Photo Credit: Hadas Parush/Flash90
A hairdresser appointment with facemasks in Jerusalem, November 1, 2020.

A senior health ministry official told Reshet Bet Radio on Tuesday morning that the obligation to wear facemasks in the open air may be lifted next week, in light of the decline in morbidity data and the assessment that wearing masks is still important inside buildings or during crowded gatherings. The same source stressed that it may still be necessary to wear masks in large outdoor gatherings.

According to the same source, an increase in morbidity data is expected in the near future, among other things because the decline in data on Passover was probably influenced by reduced testing. The senior official also said that there could still be an outbreak of the pandemic when children would become infected and in turn infect unvaccinated adults—but noted that the probability of this happening is not high.


The health ministry on Monday authorized the IDF to begin a pilot program in which the obligation to wear masks during training and activities in the open air of training units will be abolished. The relief is conditioned on at least 90% of the soldiers participating in the operation being vaccinated against or recovering from Corona. At the end of three months, the continued implementation of the relief will be considered.

According to the health ministry, 375 new patients tested positive for Corona on Monday, out of 55,508 test results obtained.

As of Tuesday morning, Israel has 319 Corona patients in severe condition, out of whom 175 are on respirators. To date 6,253 have died since the outbreak of the pandemic in February 2020.

5,277,886 have received the first dose of the vaccine, 4,861,451 the second.

Earlier this week Kan 11 News reported that most members of the health ministry’s pandemic management team support the abolition of the obligation to wear masks outdoors. It has also been proposed to allow immunosuppressant patients who received two doses of the vaccine but don’t have enough antibodies in their bodies to receive a third dose of vaccine if they so wish. The team’s recommendations will be submitted to Health Ministry’s Director-General Prof.
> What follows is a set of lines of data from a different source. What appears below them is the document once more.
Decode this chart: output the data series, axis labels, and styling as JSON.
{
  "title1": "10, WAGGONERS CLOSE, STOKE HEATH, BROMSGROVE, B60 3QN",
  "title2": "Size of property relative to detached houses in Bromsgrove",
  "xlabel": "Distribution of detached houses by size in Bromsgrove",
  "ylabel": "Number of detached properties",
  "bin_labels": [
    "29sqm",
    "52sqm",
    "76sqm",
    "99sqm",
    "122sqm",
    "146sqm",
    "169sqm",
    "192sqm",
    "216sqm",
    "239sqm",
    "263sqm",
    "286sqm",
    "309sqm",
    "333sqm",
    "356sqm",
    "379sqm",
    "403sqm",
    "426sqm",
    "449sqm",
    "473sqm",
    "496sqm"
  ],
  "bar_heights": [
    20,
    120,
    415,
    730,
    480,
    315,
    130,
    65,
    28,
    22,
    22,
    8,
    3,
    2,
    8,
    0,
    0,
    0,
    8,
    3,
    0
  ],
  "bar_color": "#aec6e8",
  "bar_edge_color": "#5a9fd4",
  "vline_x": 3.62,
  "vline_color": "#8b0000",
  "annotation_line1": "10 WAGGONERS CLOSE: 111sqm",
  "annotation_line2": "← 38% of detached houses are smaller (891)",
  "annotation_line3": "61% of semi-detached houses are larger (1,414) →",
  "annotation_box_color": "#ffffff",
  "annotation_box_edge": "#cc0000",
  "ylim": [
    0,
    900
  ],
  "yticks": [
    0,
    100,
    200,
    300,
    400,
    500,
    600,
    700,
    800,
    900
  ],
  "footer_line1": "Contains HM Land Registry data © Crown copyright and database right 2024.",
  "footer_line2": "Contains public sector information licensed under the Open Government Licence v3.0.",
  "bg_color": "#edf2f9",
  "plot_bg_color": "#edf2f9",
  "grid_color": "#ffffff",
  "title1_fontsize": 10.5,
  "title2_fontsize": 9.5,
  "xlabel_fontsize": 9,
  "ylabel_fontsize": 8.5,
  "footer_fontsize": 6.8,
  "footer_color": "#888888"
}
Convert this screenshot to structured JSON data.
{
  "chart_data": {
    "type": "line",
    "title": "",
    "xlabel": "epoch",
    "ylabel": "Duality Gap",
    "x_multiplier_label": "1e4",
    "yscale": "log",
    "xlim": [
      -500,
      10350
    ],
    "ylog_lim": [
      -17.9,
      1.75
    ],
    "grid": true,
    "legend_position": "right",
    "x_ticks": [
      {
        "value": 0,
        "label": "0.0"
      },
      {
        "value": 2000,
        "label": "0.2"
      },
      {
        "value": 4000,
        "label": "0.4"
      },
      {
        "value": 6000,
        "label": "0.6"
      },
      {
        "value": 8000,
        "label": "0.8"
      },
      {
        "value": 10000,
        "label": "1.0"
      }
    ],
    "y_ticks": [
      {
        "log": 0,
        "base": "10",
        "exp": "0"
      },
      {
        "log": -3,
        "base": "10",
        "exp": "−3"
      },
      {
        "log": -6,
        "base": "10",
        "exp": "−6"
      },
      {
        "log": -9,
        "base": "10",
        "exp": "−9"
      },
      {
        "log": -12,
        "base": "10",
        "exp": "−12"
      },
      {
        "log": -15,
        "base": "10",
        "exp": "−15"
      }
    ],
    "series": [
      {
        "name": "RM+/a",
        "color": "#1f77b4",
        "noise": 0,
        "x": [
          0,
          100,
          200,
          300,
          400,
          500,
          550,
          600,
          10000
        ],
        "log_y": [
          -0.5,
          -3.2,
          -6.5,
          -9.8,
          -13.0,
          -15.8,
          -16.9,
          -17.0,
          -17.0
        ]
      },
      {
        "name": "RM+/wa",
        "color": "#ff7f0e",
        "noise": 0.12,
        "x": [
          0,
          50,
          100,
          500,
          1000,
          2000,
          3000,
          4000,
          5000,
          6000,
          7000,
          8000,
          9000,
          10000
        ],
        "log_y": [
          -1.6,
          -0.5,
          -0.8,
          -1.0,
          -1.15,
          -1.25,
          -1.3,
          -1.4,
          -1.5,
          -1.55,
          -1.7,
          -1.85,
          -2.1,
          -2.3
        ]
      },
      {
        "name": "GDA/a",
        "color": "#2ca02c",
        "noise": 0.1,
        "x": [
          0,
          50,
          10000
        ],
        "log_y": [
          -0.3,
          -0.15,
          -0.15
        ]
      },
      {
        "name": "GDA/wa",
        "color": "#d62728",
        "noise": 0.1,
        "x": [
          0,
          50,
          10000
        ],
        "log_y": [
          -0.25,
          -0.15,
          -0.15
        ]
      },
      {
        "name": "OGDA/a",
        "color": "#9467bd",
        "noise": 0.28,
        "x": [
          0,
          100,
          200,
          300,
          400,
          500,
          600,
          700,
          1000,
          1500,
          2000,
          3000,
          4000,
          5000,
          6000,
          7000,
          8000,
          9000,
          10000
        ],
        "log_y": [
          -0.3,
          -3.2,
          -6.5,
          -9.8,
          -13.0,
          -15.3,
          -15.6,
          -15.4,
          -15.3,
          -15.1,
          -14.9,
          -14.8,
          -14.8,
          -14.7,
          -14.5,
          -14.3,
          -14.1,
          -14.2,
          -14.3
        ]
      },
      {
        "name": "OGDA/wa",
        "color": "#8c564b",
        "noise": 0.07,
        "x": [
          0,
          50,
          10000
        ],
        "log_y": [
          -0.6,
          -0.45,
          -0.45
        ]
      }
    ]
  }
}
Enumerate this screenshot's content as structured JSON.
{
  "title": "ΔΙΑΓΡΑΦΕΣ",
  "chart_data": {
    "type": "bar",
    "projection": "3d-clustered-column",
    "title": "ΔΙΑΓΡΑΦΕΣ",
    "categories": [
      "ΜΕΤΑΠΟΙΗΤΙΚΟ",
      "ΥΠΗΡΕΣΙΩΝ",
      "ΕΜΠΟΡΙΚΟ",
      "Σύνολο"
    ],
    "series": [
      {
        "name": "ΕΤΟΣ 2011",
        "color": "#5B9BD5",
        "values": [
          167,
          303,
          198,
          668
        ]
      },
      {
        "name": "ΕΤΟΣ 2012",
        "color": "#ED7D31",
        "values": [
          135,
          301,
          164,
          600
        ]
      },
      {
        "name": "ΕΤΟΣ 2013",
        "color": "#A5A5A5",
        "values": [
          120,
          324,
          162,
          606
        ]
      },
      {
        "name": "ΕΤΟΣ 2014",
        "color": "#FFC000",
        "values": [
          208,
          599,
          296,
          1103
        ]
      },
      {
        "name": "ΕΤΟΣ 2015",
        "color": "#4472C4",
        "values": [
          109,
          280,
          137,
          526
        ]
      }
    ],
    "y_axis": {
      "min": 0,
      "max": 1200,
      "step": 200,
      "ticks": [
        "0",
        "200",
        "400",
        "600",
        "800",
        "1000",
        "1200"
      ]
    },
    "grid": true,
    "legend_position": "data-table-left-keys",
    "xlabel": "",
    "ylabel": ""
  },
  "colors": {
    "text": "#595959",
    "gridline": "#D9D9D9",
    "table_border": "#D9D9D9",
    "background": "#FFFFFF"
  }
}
Hezi Levy.

The ministerial Corona committee on Monday evening approved in a telephone poll the extension of the Corona testing rules for passengers entering Israel, which state that passengers must be tested 72 hours before entering Israel and pass an inspection at the border station after arriving in Israel. The extension will remain valid until Tuesday, May 4, 2021

Meanwhile, the first study of its kind was conducted at Ziv Medical Center in Tsfat and was published this week as a letter to the editor in the Journal of Hospital Infection (BNT 13b2 Pfizer vaccine protects against SARS-CoV-2 respiratory mucosal colonization even after prolonged exposure to positive family members), showing that the Pfizer vaccine also protects against carriers of the disease.

Until now, researchers have thought that the vaccine protects against the onset of symptoms of the disease, but there was no certainty about the protection from the virus culture within the airways of a vaccinated person, which can lead to infection of others. The reason for the researchers’ initial assumption lies in the type of antibodies that the vaccine develops in the vaccinated person.

Dr. Shimon Edelstein, Director of the Infection Prevention Unit at Ziv Medical Center, along with other colleagues, investigated the carrier phenomenon of the vaccine among vaccinated employees and concluded that Pfizer’s vaccine is also effective in preventing the virus from attaching to the mucous membranes of the airways, preventing carrying by the vaccinated.

“In the course of the study, we followed the hospital staff who were vaccinated and reported that they were in close contact with an unvaccinated family member who had contracted the Corona,” Edelstein said.

Fourteen vaccinated workers had reported the presence of a verified COVID-19-positive family member in their home. Based on serology, one of the employees was defined as a recovering patient. Thirteen workers had been vaccinated with two doses of the vaccine, and on the day of exposure, they were at least eight days after the second dose (the average time was 25 days).

The workers, who ate and slept at home with their corona-infected relatives were tested several times throughout the said relatives’ illness—as they have great potential for long and significant exposure to the virus.

“We found that no carriers among any of them,” said Edelstein. “No worker was found with the virus in their airways, despite their presence in an environment full of the virus.”

Edelstein recognizes the fact that this is a relatively small sample of only 14 vaccinated people, but says that “at this time, everyone around the world publishes all the information they know and contribute their share to global scientific research.”